Я отрицательно покачал головой, с интересом ожидая рассказа.
— Ну вот, дружили. Потом поссорились… даже не то чтобы поссорились… так, небольшая размолвка. Но что-то сломалось, и мы с ней постепенно стали отдаляться, пока совсем не разошлись. Она же и в администрирование пошла по моему совету, это я её убедила. Но что-то у неё не заладилось, похоже.
— Морена сказала, что ещё немного, и она покатится вниз, — вспомнил я.
— Морена? — Славяна остро посмотрела на меня. — Ну, значит, так оно и есть. Видимо, путь гражданки всё-таки не для Ганы, хотя мне казалось. что для неё он будет самым подходящим.
— Путь гражданки? — не понял я.
— Возвышение через администрирование социума, — пояснила она.
— Погодите, — я совершенно растерялся, — нас учили, что возвыситься и развиваться дальше можно только в бою, поэтому только боевики становятся Высшими.
— Какая чушь, — она покачала головой, с жалостью глядя на меня. — Говоря с вами, совершенно забываешь, что вы ещё студент, поэтому когда вы изрекаете какую-нибудь немыслимую глупость, это всегда получается неожиданно. Есть бесконечное число путей, и с мордобоем из них связаны совсем немногие. Ваша мать, к примеру, ни с кем ведь не воевала.
— Когда она возвысилась, как раз воевала, — возразил я.
— Я знаю эту историю, конечно, — махнула она рукой. — Но это же был просто последний толчок. Думаю, она возвысилась бы и без этого, она уже была достаточно близка.
— Помнится, Морена тоже мне говорила, что существует очень много разных путей возвышения, — признал я.
— Неплохие знакомства у вас, — усмехнулась Славяна.
— Вряд ли это можно назвать знакомством. Знакомство всё-таки подразумевает примерное равенство. Просто я изредка её встречаю, и она не отказывается со мной поговорить. И всё же, здесь возникает вопрос: если все пути практически равноценны, почему не бывает Высших ремесленников?
— А вы имели когда-нибудь дело со Старшими ремесленниками? — с любопытством спросила она.
— Имел, — кивнул я.
— Хотелось его удавить?
— Очень, — признался я, вспоминая своё общение с Янушем Ожеховским.
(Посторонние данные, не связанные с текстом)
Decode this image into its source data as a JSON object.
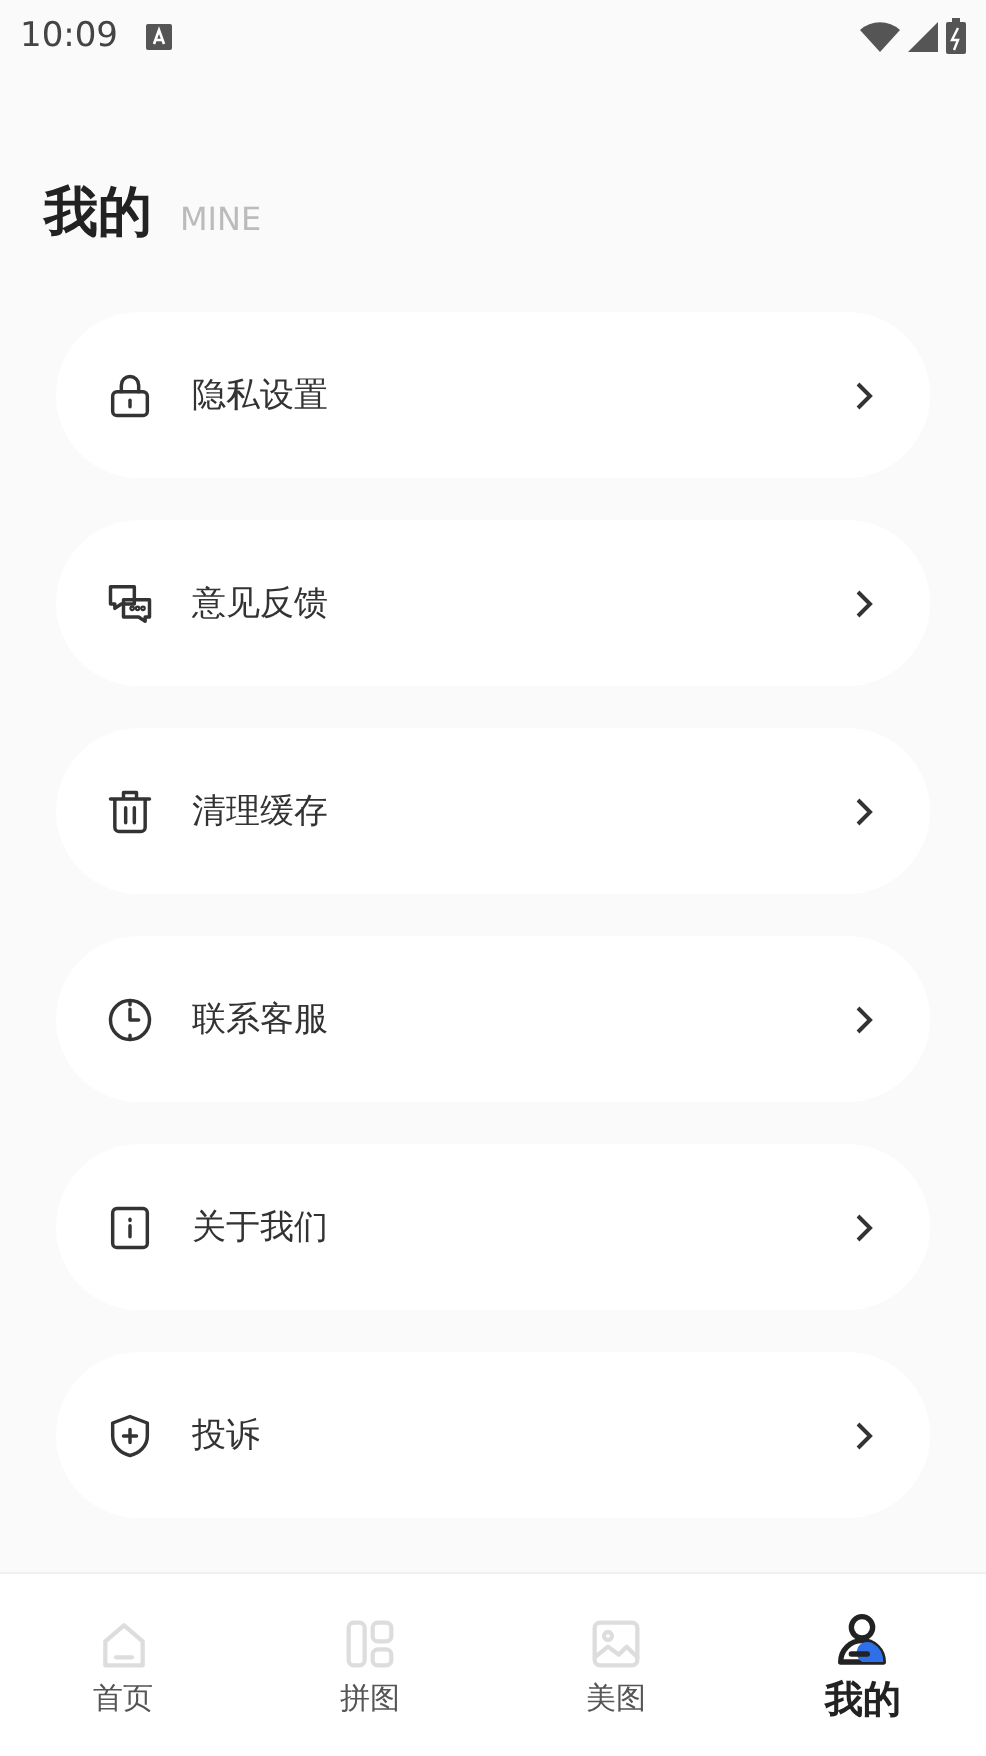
{
  "status_bar": {
    "time": "10:09"
  },
  "header": {
    "title": "我的",
    "subtitle": "MINE"
  },
  "menu": [
    {
      "kind": "lock",
      "label": "隐私设置"
    },
    {
      "kind": "chat",
      "label": "意见反馈"
    },
    {
      "kind": "trash",
      "label": "清理缓存"
    },
    {
      "kind": "clock",
      "label": "联系客服"
    },
    {
      "kind": "info",
      "label": "关于我们"
    },
    {
      "kind": "shield",
      "label": "投诉"
    }
  ],
  "tabs": [
    {
      "kind": "home",
      "label": "首页",
      "selected": false
    },
    {
      "kind": "grid",
      "label": "拼图",
      "selected": false
    },
    {
      "kind": "image",
      "label": "美图",
      "selected": false
    },
    {
      "kind": "user",
      "label": "我的",
      "selected": true
    }
  ]
}
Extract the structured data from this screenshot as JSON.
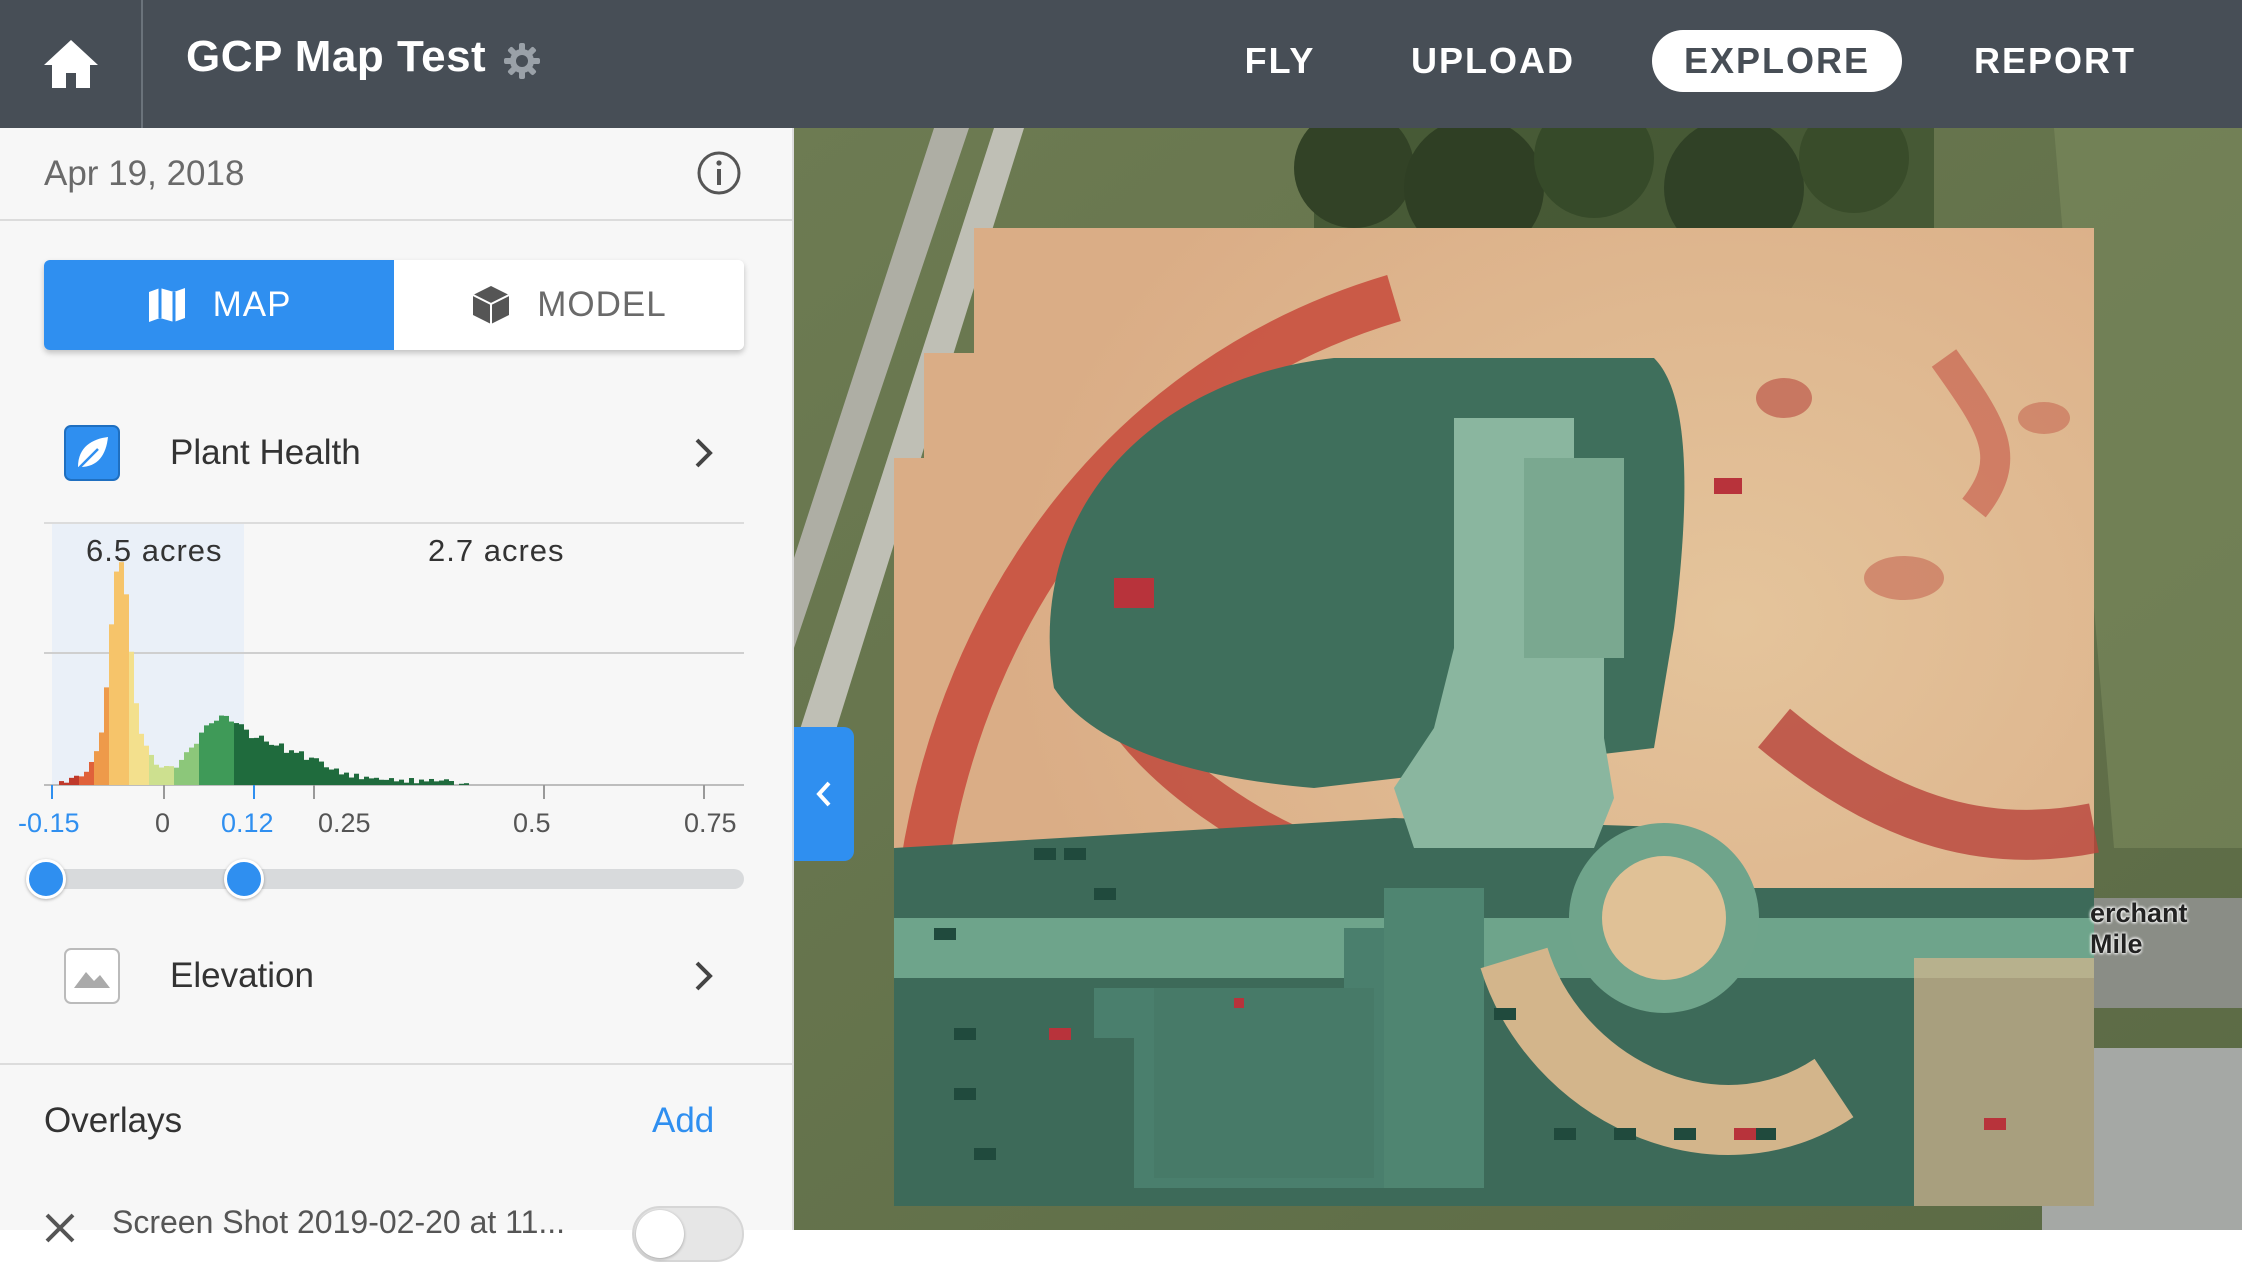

— Избалованные, капризные, привыкшие, что им всячески угождают… какие, по-вашему, у них шансы возвыситься?
— Действительно, — не мог не согласиться я. — Однако возвращаясь к вашим словам — я всё же плохо понимаю, что такое возвышение путём администрирования.
— Это на самом деле просто. Социум — это ведь тоже структура, принципиально не отличающаяся от любой материальной структуры. С точки зрения возвышения нет совершенно никакой разницы — гнуть волей балки или устанавливать тенденции развития общества.
— Но получается, что так может возвыситься любой бюрократ, — заметил я. — Ну, пусть не бюрократ, а правитель.